The skill required to meld technical prowess into profound artistic expression is elusive. Jane Gennaro’s art is notable for its diversity and complexity, but also for its clarity, with an eye for the weird and wonderful.

Those who have influenced and inspired her work include her suburban neighbor Joseph Cornell, prized by Gennaro for his haunting theaters of the imagination; the two great Louises, Nevelson and Bourgeois (the latter a model, she notes, of an artist who relies on her inner psychological life as the font of her creativity); and the not-so-obscure, blazingly original Colombian installationist Doris Salcedo. Like Cornell, Gennaro works at a small scale.

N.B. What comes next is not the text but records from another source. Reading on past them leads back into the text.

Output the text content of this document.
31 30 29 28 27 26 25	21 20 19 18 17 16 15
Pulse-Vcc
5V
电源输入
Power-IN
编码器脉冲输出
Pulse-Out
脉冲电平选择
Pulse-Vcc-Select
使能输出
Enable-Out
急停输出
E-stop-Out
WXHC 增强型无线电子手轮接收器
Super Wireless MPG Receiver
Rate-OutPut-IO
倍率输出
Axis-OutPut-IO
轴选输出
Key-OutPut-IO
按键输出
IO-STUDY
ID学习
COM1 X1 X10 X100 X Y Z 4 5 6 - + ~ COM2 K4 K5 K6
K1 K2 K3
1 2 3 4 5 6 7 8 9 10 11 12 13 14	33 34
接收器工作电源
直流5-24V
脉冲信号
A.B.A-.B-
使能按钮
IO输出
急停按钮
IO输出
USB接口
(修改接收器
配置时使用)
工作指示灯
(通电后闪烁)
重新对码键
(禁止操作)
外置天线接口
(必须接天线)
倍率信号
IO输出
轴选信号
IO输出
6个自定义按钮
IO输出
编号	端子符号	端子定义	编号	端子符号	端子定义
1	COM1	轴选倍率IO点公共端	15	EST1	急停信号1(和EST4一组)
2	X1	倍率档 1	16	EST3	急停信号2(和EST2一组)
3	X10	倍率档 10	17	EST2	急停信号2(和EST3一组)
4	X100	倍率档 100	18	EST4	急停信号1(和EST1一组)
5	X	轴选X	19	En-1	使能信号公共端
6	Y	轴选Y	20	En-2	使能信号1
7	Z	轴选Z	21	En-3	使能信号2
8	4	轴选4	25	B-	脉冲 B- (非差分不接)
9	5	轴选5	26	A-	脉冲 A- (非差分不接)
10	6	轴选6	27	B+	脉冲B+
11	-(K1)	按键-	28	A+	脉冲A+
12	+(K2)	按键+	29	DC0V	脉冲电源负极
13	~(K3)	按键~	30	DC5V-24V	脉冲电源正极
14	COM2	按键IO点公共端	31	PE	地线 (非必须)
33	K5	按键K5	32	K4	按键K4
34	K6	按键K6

Like those three formidable woman artists, she constructs, if not with such grandeur, gorgeous and poignant totems out of the most raw of materials. 

With little formal training, her early work deployed the even stream of Rapidograph pens to capture, with dazzling graphic virtuosity and intricate, wacky humor, the vicissitudes of life in her native New York City. In due course, her natural drawing skills became enriched with striking coloration, evolving over time into elaborate three-dimensional formulations with the addition of such stuff as hair, puppets, a lot of string, thread, clippings, and then many bones and, eventually, the sensitive addition of animal corpses collected in the countryside.

Jane Gennaro on her upbringing and creative process

Formally, in the words of critic Dominique Nahas: “She is a master in the use of rhythmic structural devices such as repetition, seriality, or doubling — techniques that mark her production with whiffs of the meditative and the cultic, both aspects attended by a fetishistic presence. … This creates the effect of a rigorous visual storyteller recounting stories that refer to often conflicted and ambivalent sensations and drives within the (social) body and (cultural) mind. This is done with artistry, namely in a freshly conversational, contemporary yet iconic way that infers timeliness and timelessness.”

Gennaro’s cabinet of curiosities is forever expanding, and at a giddy pace. The work illustrated on this website is both archival and ongoing, exploring — via incongruous juxtapositions — both society and natural life in magical, intensely intimate ways. “Making art is how I question the meaning of life on a daily basis. The work is an ongoing inquiry into death and renewal, and what can be preserved through an act of the imagination. It’s how I process my anger, curiosity, and concern with nature, politics, and the objectification of women. My process is completed by the viewer’s response. I invite you to be jarred, charmed, and seduced with questions.”